= Goran Ivančević =

Serbian politician (born 1970)

Goran Ivančević (Горан Иванчевић; born 27 March 1970) is a Serbian politician. He was elected to the Assembly of Vojvodina in the 2020 provincial election as a member of the Movement for the Restoration of the Kingdom of Serbia (Pokret obnove Kraljevine Srbije, POKS).

==Private life and career==
Ivančević was born in Zrenjanin, Vojvodina, in what was then the Socialist Republic of Serbia in the Socialist Federal Republic of Yugoslavia. He holds a master's degree (2012) and a doctorate (2016) in political science from Educons University, a private institution in Novi Sad. His doctoral thesis was on Vojvodina's political system since the re-introduction of multi-party democracy in 1990.

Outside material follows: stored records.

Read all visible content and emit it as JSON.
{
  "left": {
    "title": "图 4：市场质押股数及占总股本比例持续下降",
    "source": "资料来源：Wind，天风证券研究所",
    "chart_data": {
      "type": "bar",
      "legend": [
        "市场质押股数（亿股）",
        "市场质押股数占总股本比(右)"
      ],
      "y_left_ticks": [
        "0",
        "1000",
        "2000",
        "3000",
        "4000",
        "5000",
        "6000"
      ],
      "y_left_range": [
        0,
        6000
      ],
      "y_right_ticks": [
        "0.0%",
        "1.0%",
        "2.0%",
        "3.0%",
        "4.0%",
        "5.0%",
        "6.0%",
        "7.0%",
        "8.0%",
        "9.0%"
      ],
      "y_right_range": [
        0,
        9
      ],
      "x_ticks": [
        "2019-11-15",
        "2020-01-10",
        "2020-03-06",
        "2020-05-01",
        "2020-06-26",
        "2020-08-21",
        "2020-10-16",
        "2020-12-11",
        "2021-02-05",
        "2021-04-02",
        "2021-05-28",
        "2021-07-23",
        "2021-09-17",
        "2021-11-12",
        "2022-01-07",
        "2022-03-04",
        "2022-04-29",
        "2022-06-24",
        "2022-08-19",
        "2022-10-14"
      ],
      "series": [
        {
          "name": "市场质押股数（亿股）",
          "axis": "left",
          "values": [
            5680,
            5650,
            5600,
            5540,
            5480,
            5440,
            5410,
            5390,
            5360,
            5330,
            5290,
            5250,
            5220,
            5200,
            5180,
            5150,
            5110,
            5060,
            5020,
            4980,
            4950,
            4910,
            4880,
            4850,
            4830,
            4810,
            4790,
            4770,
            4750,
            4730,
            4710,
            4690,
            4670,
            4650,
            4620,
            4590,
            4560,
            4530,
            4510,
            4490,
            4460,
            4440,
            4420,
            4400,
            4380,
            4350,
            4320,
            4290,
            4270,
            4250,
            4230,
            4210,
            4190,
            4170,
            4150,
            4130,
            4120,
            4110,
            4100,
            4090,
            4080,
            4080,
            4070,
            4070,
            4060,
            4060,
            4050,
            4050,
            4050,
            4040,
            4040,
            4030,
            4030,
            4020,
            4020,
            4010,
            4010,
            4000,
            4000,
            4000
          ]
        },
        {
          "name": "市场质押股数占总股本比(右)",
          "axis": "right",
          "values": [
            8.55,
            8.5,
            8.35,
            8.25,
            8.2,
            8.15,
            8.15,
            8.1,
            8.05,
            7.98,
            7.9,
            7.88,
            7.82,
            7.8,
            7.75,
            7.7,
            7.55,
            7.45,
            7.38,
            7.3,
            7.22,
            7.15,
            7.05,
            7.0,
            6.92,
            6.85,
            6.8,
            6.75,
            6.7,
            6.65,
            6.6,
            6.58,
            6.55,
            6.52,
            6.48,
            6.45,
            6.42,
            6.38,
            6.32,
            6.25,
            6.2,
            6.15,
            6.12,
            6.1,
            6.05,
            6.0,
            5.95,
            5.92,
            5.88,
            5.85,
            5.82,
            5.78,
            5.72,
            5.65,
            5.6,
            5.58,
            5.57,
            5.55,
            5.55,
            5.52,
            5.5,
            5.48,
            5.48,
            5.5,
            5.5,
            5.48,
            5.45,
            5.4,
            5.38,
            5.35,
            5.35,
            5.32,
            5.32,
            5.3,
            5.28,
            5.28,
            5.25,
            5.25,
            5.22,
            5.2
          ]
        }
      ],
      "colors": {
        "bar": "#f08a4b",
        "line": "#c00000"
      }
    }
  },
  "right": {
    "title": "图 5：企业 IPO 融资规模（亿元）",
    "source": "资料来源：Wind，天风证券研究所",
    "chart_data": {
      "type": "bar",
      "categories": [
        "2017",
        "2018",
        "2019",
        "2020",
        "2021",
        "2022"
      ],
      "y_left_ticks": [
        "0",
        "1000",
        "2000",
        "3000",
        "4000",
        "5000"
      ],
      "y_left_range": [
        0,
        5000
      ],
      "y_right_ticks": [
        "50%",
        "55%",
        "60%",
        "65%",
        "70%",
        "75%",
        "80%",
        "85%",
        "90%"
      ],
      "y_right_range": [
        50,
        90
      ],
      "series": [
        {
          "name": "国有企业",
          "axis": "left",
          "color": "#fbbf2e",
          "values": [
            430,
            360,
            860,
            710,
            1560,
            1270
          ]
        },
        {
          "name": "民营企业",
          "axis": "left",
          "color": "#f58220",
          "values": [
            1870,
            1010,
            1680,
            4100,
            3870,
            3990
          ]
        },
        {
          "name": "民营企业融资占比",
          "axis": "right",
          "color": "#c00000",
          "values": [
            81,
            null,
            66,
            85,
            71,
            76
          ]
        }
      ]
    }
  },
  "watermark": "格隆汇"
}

He has served as deputy provincial secretary for regional development, inter-regional co-operation, and local self-government in the government of Vojvodina.

==Politician==
Ivančević was a member of the executive board of the Serbian Renewal Movement until 2017, when he and other party officials resigned in protest against Vuk Drašković's continued leadership of the party. He subsequently became a founding member of the POKS and is its current secretary-general.

He received the lead position on the POKS electoral list for the Vojvodina provincial assembly in the 2020 provincial election and was elected when the list won five mandates. He is the leader of the POKS group in the assembly, the deputy chair of the committee on culture and public information, and a member of the committee for administrative and mandate issues. He also received the ninety-second position on the party's list for the National Assembly of Serbia in the concurrent 2020 Serbian parliamentary election. This list did not cross the electoral threshold to win seats in the assembly.

Ivančević holds right-wing views on issues of cultural identity. In the 2020 elections, he described migrant refugees in Serbia as a "security threat" and said that the country should close its borders to refugees, including those whom he described as "jihadists."